Tuesday, January 11, 2011

Pre Class Progress

  • Uninstalled Old Version Software
  • Installed
    • Python 2.6.6
    • Pyserial
    • Pygame
    • Arduino Software
    • Dropbox
    • On Screen Keyboard
      • Because the keyboard seems to be stuck in function mode and I have yet to figure out why. Therefore, certain keys are currently stuck on special characters.
  • Created Email Account (For Dropbox Account)
  • Arduino
    • Lesson 0
    • Lesson 1
    • Lesson 2
    • Lesson 3
    • Lesson 4
    • Lesson 5
    • Get Shaft Encoder Working
  • Ad Hoc Process
In Windows Vista or greater, navigate to Start >> Network >> Network and Sharing Center >> Manage Wireless Networks >> Add
  • Select "Create an Ad Hoc Network"
  • Network Name: "Robo"
  • Security: WPA2-Personal
  • Key: "***********"
Now that the Ad Hoc network has been created, all computers should select the new network from their list of available wireless networks and connect.

Next, to connect to the computer and initiate a remote desktop session, Navigate to Start >> Network >> Single Click "EEE" >> Right Click "EEE" >> Select "Connect with Remote Desktop Connection"

Monday, January 10, 2011

January 10th 2011

Summary of activities:

GPS usage was discussed.
  • Andy attached his laptop to the platform and sent drive and turn signals.
  • It was discovered that vex motors can be controlled by the servo control board.
  • A Vex battery charger was disassembled to understand the complexity of the electronics necessary to charge a Ni-Cad battery.
  • The batteries used for the Rock crawler were identified to be Li-Po type (Lithium-ion Polymer)
  • A project on the make website was found which details the construction of a Li-Po charge kit for $10
  • Andy disassembled the Vexplorer wireless camera to see if the data feed could be used to inform the Magellan platform.
  • The compass GUI program was hacked to the fewest lines of code necessary to feed the data into a larger program.
  • Identified goals for presentation of the bot at the first 99 meeting

Tuesday, January 4, 2011

GPS data

The highlighted data stream has the Prefix of $GPGGA.
This prefix denotes that the stream in question is a fix.
Experimenting with the Pharos GPS-500 developed problems with my OS. There were some permissions problems... I will not go into the details.
Anyway, The data is sometimes junk and comes out looking like its in Russian, but sometimes its useful data.
The first number, 195827.782, is a time stamp for the data feed.

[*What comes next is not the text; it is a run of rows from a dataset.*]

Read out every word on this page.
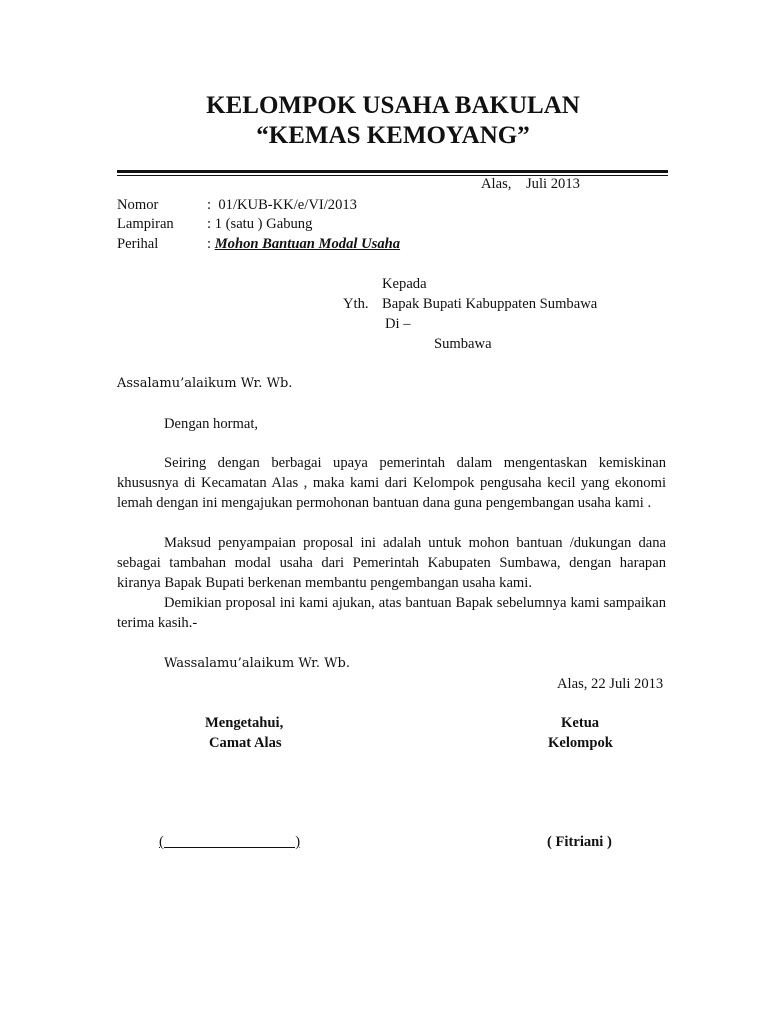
KELOMPOK USAHA BAKULAN
“KEMAS KEMOYANG”
Alas,    Juli 2013
Nomor	:  01/KUB-KK/e/VI/2013
Lampiran : 1 (satu ) Gabung
Perihal	: Mohon Bantuan Modal Usaha
Kepada
Yth. Bapak Bupati Kabuppaten Sumbawa
Di –
Sumbawa
Assalamu’alaikum Wr. Wb.
Dengan hormat,
Seiring dengan berbagai upaya pemerintah dalam mengentaskan kemiskinan khususnya di Kecamatan Alas , maka kami dari Kelompok pengusaha kecil yang ekonomi lemah dengan ini mengajukan permohonan bantuan dana guna pengembangan usaha kami .
Maksud penyampaian proposal ini adalah untuk mohon bantuan /dukungan dana sebagai tambahan modal usaha dari Pemerintah Kabupaten Sumbawa, dengan harapan kiranya Bapak Bupati berkenan membantu pengembangan usaha kami.
Demikian proposal ini kami ajukan, atas bantuan Bapak sebelumnya kami sampaikan terima kasih.-
Wassalamu’alaikum Wr. Wb.
Alas, 22 Juli 2013
Mengetahui,
Camat Alas
Ketua
Kelompok
(                                    )	( Fitriani )
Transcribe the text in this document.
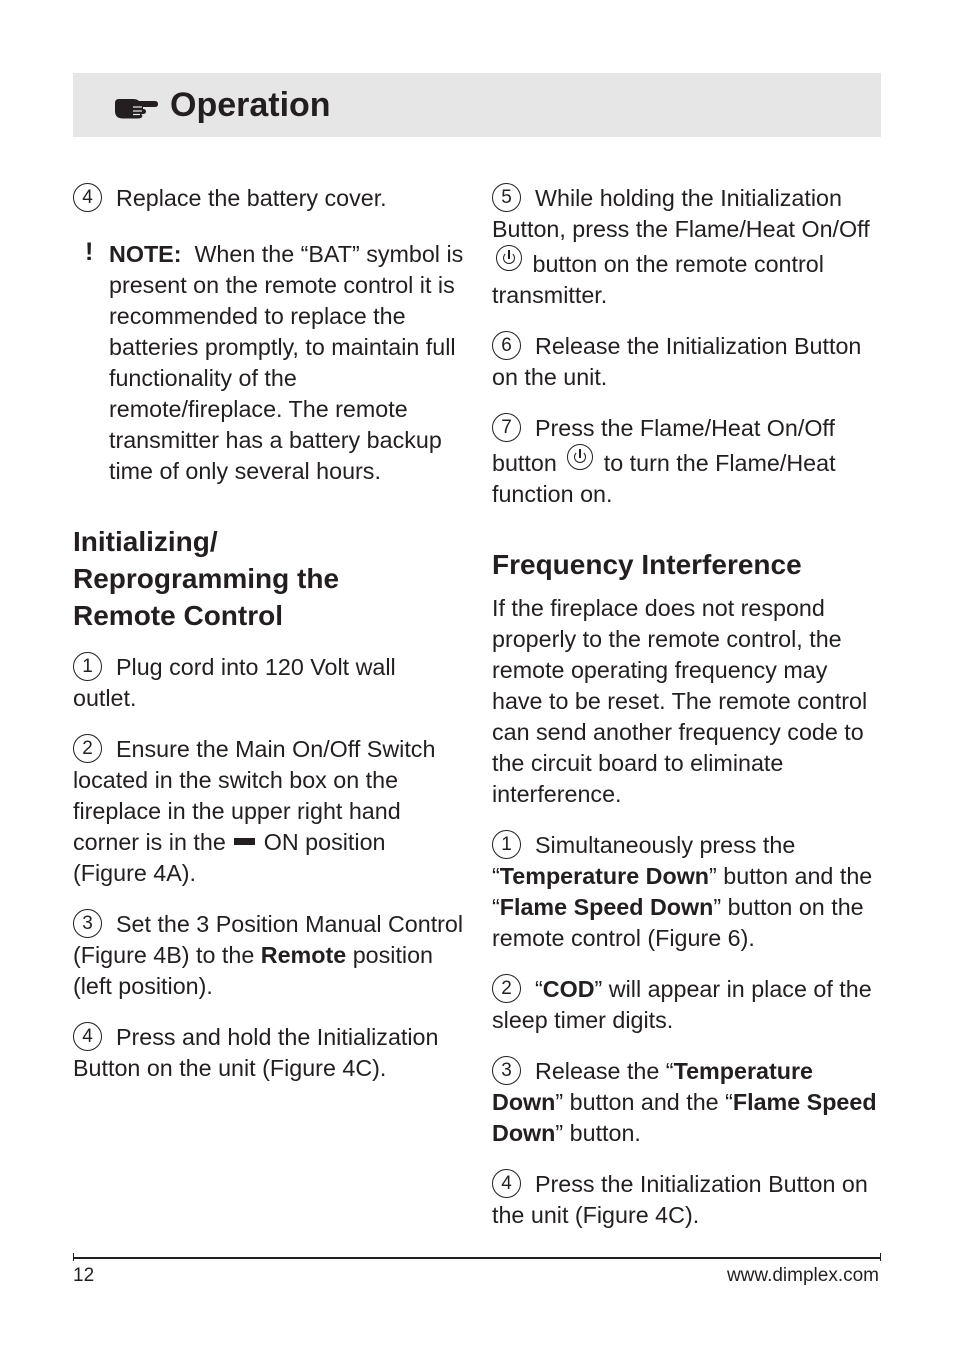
Operation

4 Replace the battery cover.

! NOTE: When the “BAT” symbol is present on the remote control it is recommended to replace the batteries promptly, to maintain full functionality of the remote/fireplace. The remote transmitter has a battery backup time of only several hours.

Initializing/
Reprogramming the
Remote Control

1 Plug cord into 120 Volt wall outlet.

2 Ensure the Main On/Off Switch located in the switch box on the fireplace in the upper right hand corner is in the ON position (Figure 4A).

3 Set the 3 Position Manual Control (Figure 4B) to the Remote position (left position).

4 Press and hold the Initialization Button on the unit (Figure 4C).

5 While holding the Initialization Button, press the Flame/Heat On/Off  button on the remote control transmitter.

6 Release the Initialization Button on the unit.

7 Press the Flame/Heat On/Off button to turn the Flame/Heat function on.

Frequency Interference

If the fireplace does not respond properly to the remote control, the remote operating frequency may have to be reset. The remote control can send another frequency code to the circuit board to eliminate interference.

1 Simultaneously press the “Temperature Down” button and the “Flame Speed Down” button on the remote control (Figure 6).

2 “COD” will appear in place of the sleep timer digits.

3 Release the “Temperature Down” button and the “Flame Speed Down” button.

4 Press the Initialization Button on the unit (Figure 4C).

12	www.dimplex.com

The time is formatted to Greenwich Mean Time or UTC.
The second number, 3403.0995, is the latitude. The number represents 34 degrees, 03.0995 represents minutes.
The following letter, N, represents that the latitude is north of the equator.
the third number, 11751.1995, is the longitude, same format as the latitude.
The following letter, W, shows that the measurement is west of the prime meridian.

The Data is better if the GPS is run outside, and I think the next step is to get a map in place and follow the data from there.